Iran dan Mesir sebagai dua negara yang dianggap paling inspiratif dalam melahirkan Islam radikal di negara-negara lain. Fenomena revolusi Islam Iran 1979 dianggap banyak pengamat sebagai salah satu bentuk radikalisme Islam yang kemudian mengilhami kaum Muslim di banyak negara melakukan hal serupa. Sementara itu, di Mesir lahirnya al-Ikhwan al-Muslimun yang dibidani oleh Syaikh Hasan Al-Banna (1906-1949) pada April 1928 mengalami perkembangan pesat yang ditandai oleh tersebarnya organisasi ini di kurang lebih 70 negara, tidak hanya di Timur Tengah tapi juga di wilayah lain.
Pengaruh keagamaan dan politik dari Timur Tengah ke Indonesia bukan hal baru dalam sejarah. Semenjak Islam masuk ke Nusantara, hubungan masyarakat Indonesia dengan Timur Tengah sangat kental. Dalam konteks keagamaan, pengetahuan, dan politik, transmisi ini dimungkinkan karena posisi Timur Tengah sebagai sentrum yang selalu menjadi rujukan umat Islam.
Momok ekstrem kanan yang dulu begitu diwaspadai oleh Orde Baru kini hilang dari kamus politik Indonesia. Kelompok Islam radikal memang berhasil “ditumpas” rezim Orde Baru pada tahun 1980-an. Namun, dalam waktu hampir bersamaan generasi di bawahnya diam-diam membangun jaringan di kampus-kampus.
Kemudian disusul dengan munculnya kelompok-kelompok pengajian kampus pada akhir 1980-an yang terkenal dengan sebutan “kelompok tarbiyah,” melalui kelompok inilah transmisi Islam radikal di Timur Tengah berkembang di Indonesia, khususnya di kampus-kampus umum.
Setelah era reformasi mereka lebih berani tampil ke permukaan secara terang-terangan. Bagi sebagian kalangan, kemunculannya dianggap mengkhawatirkan, bukan semata-mata karena perbedaan ideologis, tetapi lantaran sebagian di antaranya menggunakan cara-cara kekerasan memperjuangkan aspirasinya.
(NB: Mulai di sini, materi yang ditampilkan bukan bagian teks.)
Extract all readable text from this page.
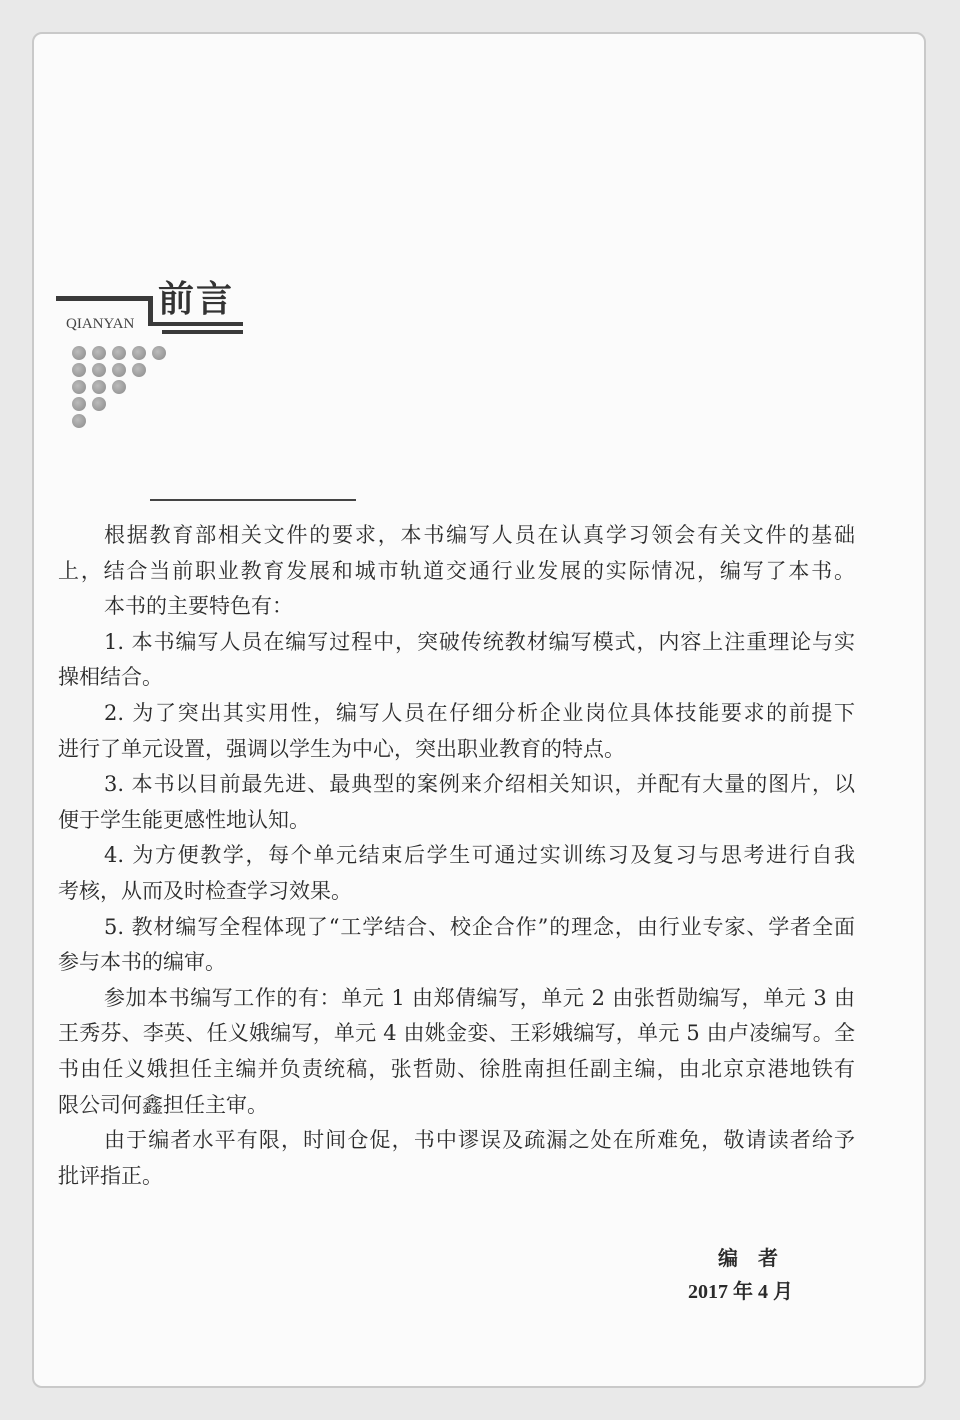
前言
QIANYAN
根据教育部相关文件的要求，本书编写人员在认真学习领会有关文件的基础
上，结合当前职业教育发展和城市轨道交通行业发展的实际情况，编写了本书。
本书的主要特色有：
1. 本书编写人员在编写过程中，突破传统教材编写模式，内容上注重理论与实
操相结合。
2. 为了突出其实用性，编写人员在仔细分析企业岗位具体技能要求的前提下
进行了单元设置，强调以学生为中心，突出职业教育的特点。
3. 本书以目前最先进、最典型的案例来介绍相关知识，并配有大量的图片，以
便于学生能更感性地认知。
4. 为方便教学，每个单元结束后学生可通过实训练习及复习与思考进行自我
考核，从而及时检查学习效果。
5. 教材编写全程体现了“工学结合、校企合作”的理念，由行业专家、学者全面
参与本书的编审。
参加本书编写工作的有：单元 1 由郑倩编写，单元 2 由张哲勋编写，单元 3 由
王秀芬、李英、任义娥编写，单元 4 由姚金娈、王彩娥编写，单元 5 由卢凌编写。全
书由任义娥担任主编并负责统稿，张哲勋、徐胜南担任副主编，由北京京港地铁有
限公司何鑫担任主审。
由于编者水平有限，时间仓促，书中谬误及疏漏之处在所难免，敬请读者给予
批评指正。
编　者
2017 年 4 月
Kekerasan di sini tak hanya dalam arti fisik, tetapi juga kekerasan wacana yang terekspresi melalui kecenderungan mereka yang dengan mudah mengeluarkan fatwa murtad, kafir, syirik, dan semacamnya bahkan kepada sesama Muslim.
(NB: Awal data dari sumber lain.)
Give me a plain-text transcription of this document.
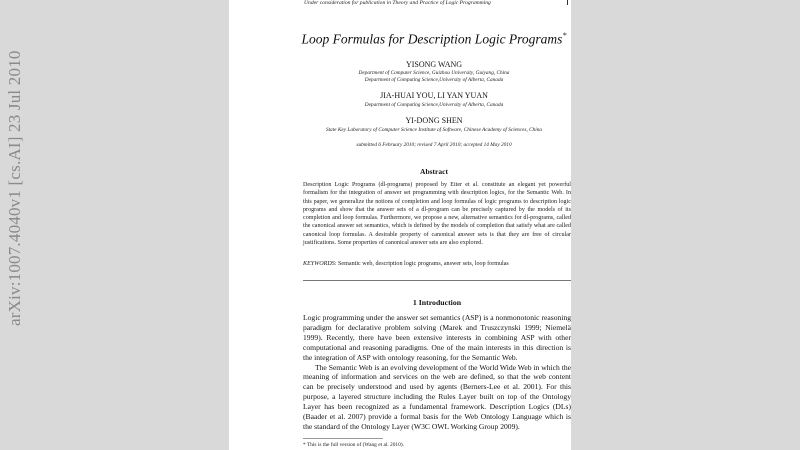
Under consideration for publication in Theory and Practice of Logic Programming
Loop Formulas for Description Logic Programs*
YISONG WANG
Department of Computer Science, Guizhou University, Guiyang, China
Department of Computing Science,University of Alberta, Canada
JIA-HUAI YOU, LI YAN YUAN
Department of Computing Science,University of Alberta, Canada
YI-DONG SHEN
State Key Laboratory of Computer Science Institute of Software, Chinese Academy of Sciences, China
submitted 6 February 2010; revised 7 April 2010; accepted 14 May 2010
Abstract
Description Logic Programs (dl-programs) proposed by Eiter et al. constitute an elegant yet powerful formalism for the integration of answer set programming with description logics, for the Semantic Web. In this paper, we generalize the notions of completion and loop formulas of logic programs to description logic programs and show that the answer sets of a dl-program can be precisely captured by the models of its completion and loop formulas. Furthermore, we propose a new, alternative semantics for dl-programs, called the canonical answer set semantics, which is defined by the models of completion that satisfy what are called canonical loop formulas. A desirable property of canonical answer sets is that they are free of circular justifications. Some properties of canonical answer sets are also explored.
KEYWORDS: Semantic web, description logic programs, answer sets, loop formulas
1 Introduction

Logic programming under the answer set semantics (ASP) is a nonmonotonic reasoning paradigm for declarative problem solving (Marek and Truszczynski 1999; Niemelä 1999). Recently, there have been extensive interests in combining ASP with other computational and reasoning paradigms. One of the main interests in this direction is the integration of ASP with ontology reasoning, for the Semantic Web.

The Semantic Web is an evolving development of the World Wide Web in which the meaning of information and services on the web are defined, so that the web content can be precisely understood and used by agents (Berners-Lee et al. 2001). For this purpose, a layered structure including the Rules Layer built on top of the Ontology Layer has been recognized as a fundamental framework. Description Logics (DLs) (Baader et al. 2007) provide a formal basis for the Web Ontology Language which is the standard of the Ontology Layer (W3C OWL Working Group 2009).

* This is the full version of (Wang et al. 2010).
arXiv:1007.4040v1 [cs.AI] 23 Jul 2010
Kita sadari bahwa Indonesia adalah negara plural yang terdiri dari beragam suku, ras, agama, budaya yang berbeda-beda tapi tetap satu Indonesia. Pluralisme yang menjadi ciri bangsa dan Negara Indonesia ini, semestinya diimbangi dengan demokratisasi yang kuat sehingga tidak menimbulkan gejolak baru yang berkembang. Islam sebagai agama yang rahmatan lil ‘alamin seyogyanya dimaknai oleh penganutnya dengan penuh keramahan, kedamaian, dan kasih sayang. Bukan sebaliknya, seolah-olah Islam menjadi sesuatu yang mengerikan, menyeramkan, dan menakutkan bagi umat lain, sehingga performen keseluruhan umat Islam pun turut terpengaruh.
Arogansi, kepongahan, serta kecongkakan yang mementingkan keinginan kelompoknya masing-masing adalah benih dari sebuah bentuk radikalisme. Karena itu, di era global sekarang ini wajah seram semacam itu, tak boleh lagi tumbuh berkembang.